JFD BREAKS RECORDS DURING SUBMARINE RESCUE TRIALS IN INDIAN OCEAN
JFD, the world leading underwater capability provider serving the commercial and defence markets and part of James Fisher and Sons plc, has demonstrated why it remains the world’s most trusted, safest and proven submarine rescue service after completing a remarkably successful series of trials in the Indian Ocean.
This means that the JFD-built system is now ready to mobilise from the naval base at Mumbai and provide rapid rescue to submarines in distress (this was achieved just 2 and a half years after the awarding of the contract).
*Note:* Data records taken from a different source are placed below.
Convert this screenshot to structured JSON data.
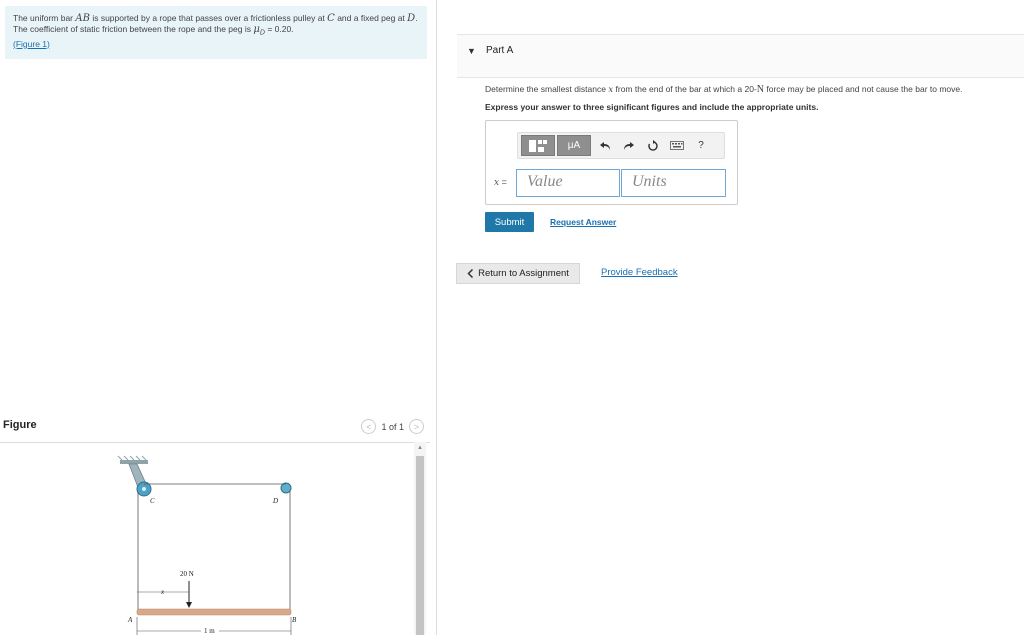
{
  "problem": {
    "text_1": "The uniform bar",
    "var_ab": "AB",
    "text_2": "is supported by a rope that passes over a frictionless pulley at",
    "var_c": "C",
    "text_3": "and a fixed peg at",
    "var_d": "D",
    "text_4": ". The coefficient of static friction between the rope and the peg is",
    "var_mu": "μ",
    "var_mu_sub": "D",
    "text_5": "= 0.20.",
    "figure_link": "(Figure 1)"
  },
  "figure": {
    "title": "Figure",
    "pager_text": "1 of 1",
    "prev_glyph": "<",
    "next_glyph": ">",
    "labels": {
      "a": "A",
      "b": "B",
      "c": "C",
      "d": "D",
      "force": "20 N",
      "x": "x",
      "length": "1 m"
    }
  },
  "part": {
    "caret": "▼",
    "title": "Part A",
    "question_1": "Determine the smallest distance",
    "question_var": "x",
    "question_2": "from the end of the bar at which a 20-",
    "question_unit": "N",
    "question_3": "force may be placed and not cause the bar to move.",
    "instruction": "Express your answer to three significant figures and include the appropriate units.",
    "toolbar": {
      "units_btn": "μA",
      "help": "?"
    },
    "var_label": "x",
    "var_eq": "=",
    "value_placeholder": "Value",
    "units_placeholder": "Units",
    "submit": "Submit",
    "request_answer": "Request Answer"
  },
  "footer": {
    "return_label": "Return to Assignment",
    "feedback_label": "Provide Feedback"
  }
}
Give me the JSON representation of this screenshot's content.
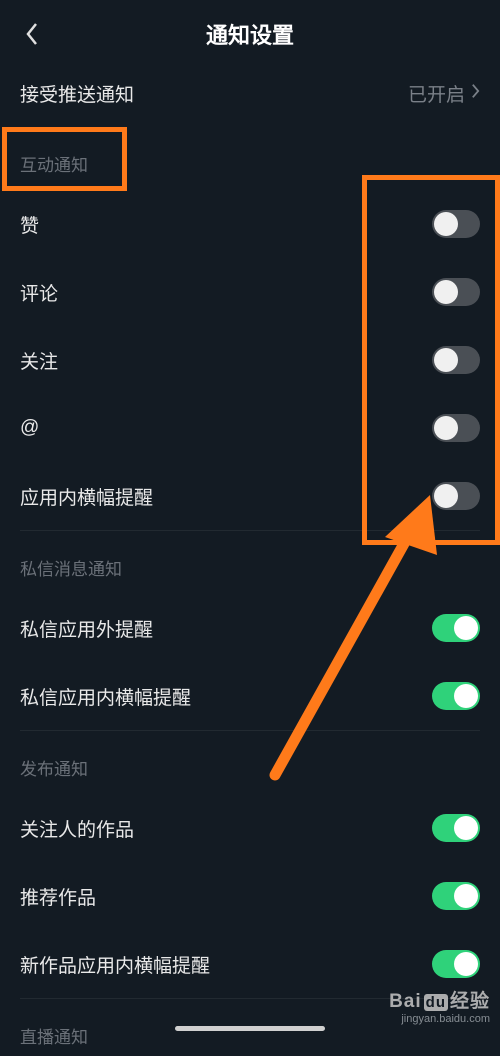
{
  "header": {
    "title": "通知设置"
  },
  "push": {
    "label": "接受推送通知",
    "status": "已开启"
  },
  "sections": {
    "interactive": {
      "title": "互动通知",
      "items": [
        {
          "label": "赞",
          "on": false
        },
        {
          "label": "评论",
          "on": false
        },
        {
          "label": "关注",
          "on": false
        },
        {
          "label": "@",
          "on": false
        },
        {
          "label": "应用内横幅提醒",
          "on": false
        }
      ]
    },
    "dm": {
      "title": "私信消息通知",
      "items": [
        {
          "label": "私信应用外提醒",
          "on": true
        },
        {
          "label": "私信应用内横幅提醒",
          "on": true
        }
      ]
    },
    "publish": {
      "title": "发布通知",
      "items": [
        {
          "label": "关注人的作品",
          "on": true
        },
        {
          "label": "推荐作品",
          "on": true
        },
        {
          "label": "新作品应用内横幅提醒",
          "on": true
        }
      ]
    },
    "live": {
      "title": "直播通知"
    }
  },
  "watermark": {
    "brand_prefix": "Bai",
    "brand_box": "du",
    "brand_suffix": "经验",
    "sub": "jingyan.baidu.com"
  },
  "annotation_color": "#ff7a1a"
}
Working in partnership with the Indian Navy, which in March accepted delivery from JFD of the first of two free-swimming submarine rescue vehicles, JFD’s team of highly-skilled personnel oversaw and helped achieve the:
• Deepest ever submarine rescue dive – 666m
• Deepest ever submarine hatch opening – 655m
• Deepest ever JFD remotely operated vehicle dive – 750m
This means that JFD can safely rescue submariners at depths that were once considered unattainable and further shows why it is the world’s triple-0 number for submarines in distress.
The records came during final testing of the submarine rescue system’s capability in challenging conditions off the coast of Mumbai which included a mock rescue from a disabled submarine on the ocean floor.
After finding and then attaching to the submarine, JFD and the Indian Navy carried out a safe transfer of personnel from the submarine to the rescue vehicle.
This successful procedure confirmed the high flexibility of the system to adapt to very harsh recovery situations and means the Indian Navy has now joined a select group of nations with the sovereign capability to rescue submariners in a transportable or “fly-away” kit that is easily mobilised.
“The system was tested in particularly challenging conditions, not unlike those you would see in Australia,” said JFD Australia Managing Director, Toff Idrus.
“It is a similar capability to the one JFD provides to the Royal Australian Navy from our advanced manufacturing base at Bibra Lake, in Perth and as we prepare for the annual Black Carillon ocean exercises off the West Australian coast in early November where similar scenarios will be conducted, it gives us great confidence.
“It also shows the importance of having a free-swimming vehicle with a pilot which is able to find and move rapidly into a rescue operation.
“Time to the first rescue is critical in operations of this nature and from our base here in Australia and at other locations, which now include India, we are “rescue ready” and able to respond within twelve hours to a disabled submarine anywhere in the world.”